When I spoke to Jacqueline Klosek, an attorney in the law firm of Goodwin Procter, she added some interesting thoughts on the new era of agressive enforcement that may be coming, in light of the HITECH Act. Earlier, I also spoke to Kelly Hagan on the HIPAA compliance implications of the HITECH Act, which was signed into law as part of the American Recovery and Reinvestment Act (ARRA) in February.

Klosek says one of the most signficant changes is the expanded opportunity for state attorneys general to get involved in enforcement. Especially for those businesses that operate in several states, the change could make compliance even more complex.

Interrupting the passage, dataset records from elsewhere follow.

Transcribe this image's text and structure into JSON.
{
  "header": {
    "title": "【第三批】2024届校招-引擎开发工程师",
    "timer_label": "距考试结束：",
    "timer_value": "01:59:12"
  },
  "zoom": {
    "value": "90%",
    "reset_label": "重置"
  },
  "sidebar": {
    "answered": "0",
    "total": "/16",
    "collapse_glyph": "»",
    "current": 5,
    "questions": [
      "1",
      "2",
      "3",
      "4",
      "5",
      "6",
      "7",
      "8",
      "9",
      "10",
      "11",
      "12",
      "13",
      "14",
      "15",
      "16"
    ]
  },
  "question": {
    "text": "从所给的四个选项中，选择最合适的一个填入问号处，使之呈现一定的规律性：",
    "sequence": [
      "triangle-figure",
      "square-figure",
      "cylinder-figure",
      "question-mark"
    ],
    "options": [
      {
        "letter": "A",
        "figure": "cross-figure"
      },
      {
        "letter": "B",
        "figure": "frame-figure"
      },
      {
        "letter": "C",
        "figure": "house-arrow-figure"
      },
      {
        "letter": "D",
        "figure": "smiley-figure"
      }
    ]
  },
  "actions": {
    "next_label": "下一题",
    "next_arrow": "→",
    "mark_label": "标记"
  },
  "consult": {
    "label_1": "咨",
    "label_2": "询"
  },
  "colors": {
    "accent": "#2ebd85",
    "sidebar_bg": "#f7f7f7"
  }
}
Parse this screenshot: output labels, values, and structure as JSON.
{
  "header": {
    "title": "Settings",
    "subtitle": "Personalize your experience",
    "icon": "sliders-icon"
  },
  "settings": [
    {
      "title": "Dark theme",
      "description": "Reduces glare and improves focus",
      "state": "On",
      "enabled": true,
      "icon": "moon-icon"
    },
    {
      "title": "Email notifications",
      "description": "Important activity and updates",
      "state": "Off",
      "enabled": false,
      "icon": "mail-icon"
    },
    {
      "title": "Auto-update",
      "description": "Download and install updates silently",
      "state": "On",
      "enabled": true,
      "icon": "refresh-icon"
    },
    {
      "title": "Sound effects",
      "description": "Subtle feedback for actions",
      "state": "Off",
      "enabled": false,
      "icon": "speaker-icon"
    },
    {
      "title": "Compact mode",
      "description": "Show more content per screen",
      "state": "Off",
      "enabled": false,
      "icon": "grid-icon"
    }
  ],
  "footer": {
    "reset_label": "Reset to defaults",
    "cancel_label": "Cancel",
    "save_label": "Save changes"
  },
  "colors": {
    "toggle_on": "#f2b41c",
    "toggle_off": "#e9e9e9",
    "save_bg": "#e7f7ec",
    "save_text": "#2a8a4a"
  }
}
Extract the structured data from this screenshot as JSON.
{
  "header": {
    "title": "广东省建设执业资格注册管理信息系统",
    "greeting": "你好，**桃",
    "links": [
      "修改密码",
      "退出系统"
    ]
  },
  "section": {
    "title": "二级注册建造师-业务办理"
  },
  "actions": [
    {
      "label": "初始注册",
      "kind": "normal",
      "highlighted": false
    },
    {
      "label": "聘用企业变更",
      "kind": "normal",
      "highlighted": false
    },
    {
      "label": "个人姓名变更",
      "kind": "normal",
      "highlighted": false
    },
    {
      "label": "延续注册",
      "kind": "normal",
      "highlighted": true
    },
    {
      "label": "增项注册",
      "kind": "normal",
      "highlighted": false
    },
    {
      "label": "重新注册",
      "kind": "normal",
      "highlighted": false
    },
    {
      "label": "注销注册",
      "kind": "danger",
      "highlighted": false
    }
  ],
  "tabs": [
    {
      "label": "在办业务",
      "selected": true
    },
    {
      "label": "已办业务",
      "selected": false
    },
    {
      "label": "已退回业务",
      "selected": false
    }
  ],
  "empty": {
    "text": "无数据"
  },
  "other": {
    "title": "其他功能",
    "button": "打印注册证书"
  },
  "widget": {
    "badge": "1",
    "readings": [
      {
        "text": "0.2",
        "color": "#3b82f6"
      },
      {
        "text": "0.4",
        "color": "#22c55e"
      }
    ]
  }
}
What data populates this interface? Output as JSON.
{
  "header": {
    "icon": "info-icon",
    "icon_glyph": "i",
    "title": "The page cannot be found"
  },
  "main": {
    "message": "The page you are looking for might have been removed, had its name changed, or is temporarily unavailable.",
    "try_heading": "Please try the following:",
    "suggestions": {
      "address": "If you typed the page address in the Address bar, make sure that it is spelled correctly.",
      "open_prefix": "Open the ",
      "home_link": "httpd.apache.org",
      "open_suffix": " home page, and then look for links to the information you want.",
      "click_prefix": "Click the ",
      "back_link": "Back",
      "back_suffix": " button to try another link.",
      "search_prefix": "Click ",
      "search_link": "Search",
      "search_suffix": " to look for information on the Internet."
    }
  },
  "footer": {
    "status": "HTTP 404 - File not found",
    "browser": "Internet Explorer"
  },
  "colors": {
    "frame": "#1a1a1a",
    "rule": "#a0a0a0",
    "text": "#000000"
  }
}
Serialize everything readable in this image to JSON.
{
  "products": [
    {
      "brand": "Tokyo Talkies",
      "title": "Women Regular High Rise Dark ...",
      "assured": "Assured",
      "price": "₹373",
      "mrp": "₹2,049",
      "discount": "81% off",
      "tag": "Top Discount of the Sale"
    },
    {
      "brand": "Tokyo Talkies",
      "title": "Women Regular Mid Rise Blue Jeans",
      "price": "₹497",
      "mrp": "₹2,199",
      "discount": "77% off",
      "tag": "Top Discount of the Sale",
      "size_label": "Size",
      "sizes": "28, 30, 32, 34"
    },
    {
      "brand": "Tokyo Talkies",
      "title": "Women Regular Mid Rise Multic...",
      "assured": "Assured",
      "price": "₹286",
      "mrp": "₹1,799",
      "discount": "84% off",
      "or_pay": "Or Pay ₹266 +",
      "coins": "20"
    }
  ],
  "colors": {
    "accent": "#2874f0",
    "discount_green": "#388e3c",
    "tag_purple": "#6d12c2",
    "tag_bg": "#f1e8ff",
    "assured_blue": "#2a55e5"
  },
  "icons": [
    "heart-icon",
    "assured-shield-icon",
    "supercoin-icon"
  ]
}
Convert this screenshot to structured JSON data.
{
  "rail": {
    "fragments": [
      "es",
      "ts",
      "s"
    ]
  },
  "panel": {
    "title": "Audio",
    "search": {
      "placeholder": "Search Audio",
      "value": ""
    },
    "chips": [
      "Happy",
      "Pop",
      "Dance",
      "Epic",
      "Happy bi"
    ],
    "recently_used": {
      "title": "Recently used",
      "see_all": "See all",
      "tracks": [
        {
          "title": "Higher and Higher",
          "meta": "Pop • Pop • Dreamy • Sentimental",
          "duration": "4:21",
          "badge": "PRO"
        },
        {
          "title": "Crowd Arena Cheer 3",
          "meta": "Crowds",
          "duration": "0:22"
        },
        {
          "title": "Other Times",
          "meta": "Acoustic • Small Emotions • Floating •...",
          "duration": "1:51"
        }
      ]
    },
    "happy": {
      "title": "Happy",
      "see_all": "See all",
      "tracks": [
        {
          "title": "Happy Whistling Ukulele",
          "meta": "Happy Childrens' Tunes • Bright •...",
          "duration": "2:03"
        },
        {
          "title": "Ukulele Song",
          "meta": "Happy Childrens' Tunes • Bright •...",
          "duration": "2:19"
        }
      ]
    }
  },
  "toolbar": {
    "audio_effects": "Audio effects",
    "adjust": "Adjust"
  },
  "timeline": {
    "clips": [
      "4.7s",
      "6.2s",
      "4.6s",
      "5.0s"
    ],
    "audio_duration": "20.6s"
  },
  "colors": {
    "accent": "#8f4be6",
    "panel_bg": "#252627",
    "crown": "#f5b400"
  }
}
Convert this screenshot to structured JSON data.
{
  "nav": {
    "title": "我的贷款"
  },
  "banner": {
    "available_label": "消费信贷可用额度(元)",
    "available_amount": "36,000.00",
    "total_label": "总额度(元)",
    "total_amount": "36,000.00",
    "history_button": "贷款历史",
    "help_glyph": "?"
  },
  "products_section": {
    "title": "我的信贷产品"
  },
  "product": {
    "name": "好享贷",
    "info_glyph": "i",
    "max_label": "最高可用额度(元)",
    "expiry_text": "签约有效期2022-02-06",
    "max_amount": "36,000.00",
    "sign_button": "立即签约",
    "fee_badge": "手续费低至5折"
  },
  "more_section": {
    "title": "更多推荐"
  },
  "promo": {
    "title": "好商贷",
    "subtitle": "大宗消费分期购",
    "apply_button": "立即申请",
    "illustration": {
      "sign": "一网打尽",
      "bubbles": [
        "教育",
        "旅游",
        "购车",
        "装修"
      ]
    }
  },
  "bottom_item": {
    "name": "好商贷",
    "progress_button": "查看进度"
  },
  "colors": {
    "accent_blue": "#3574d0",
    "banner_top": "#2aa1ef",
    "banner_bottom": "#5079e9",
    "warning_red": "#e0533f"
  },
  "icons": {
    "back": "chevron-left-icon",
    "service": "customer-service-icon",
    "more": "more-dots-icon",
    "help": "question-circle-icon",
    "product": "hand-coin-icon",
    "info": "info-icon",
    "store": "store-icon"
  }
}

Those companies won't be able to just say, 'OK, this is how the federal authorities are interpreting it and enforcing it.' They'll also have to say, 'This is how state authorities are interpreting it and enforcing it.' And it may be different from state to state. The base law will be the same, but there's certainly some flexibility in how it's interpreted.

Theoretically, then, companies could be subject to state enforcement and federal enforcement proceedings or penalties at the same time.

Klosek also notes that the penalty provisions are effective immediately. "They've expanded the monetary penalties that are possible, and there's a new tiered structure that will depend on the nature and frequency of the neglect," she says.

Sara Krauss, an associate with the law firm of Proskauer Rose also weighed in on the HITECH Act's enforcement provisions. In a phone call last week, she said:

Currently the Department of Justice has authority to enforce criminal penalties under HIPAA. The HITECH Act clarifies that if there is actual criminal activity but the DOJ declines to pursue it, the Department of Health and Human Services Office of Civil Rights can then pursue civil remedies against the same company for violations arising out of the criminal activity.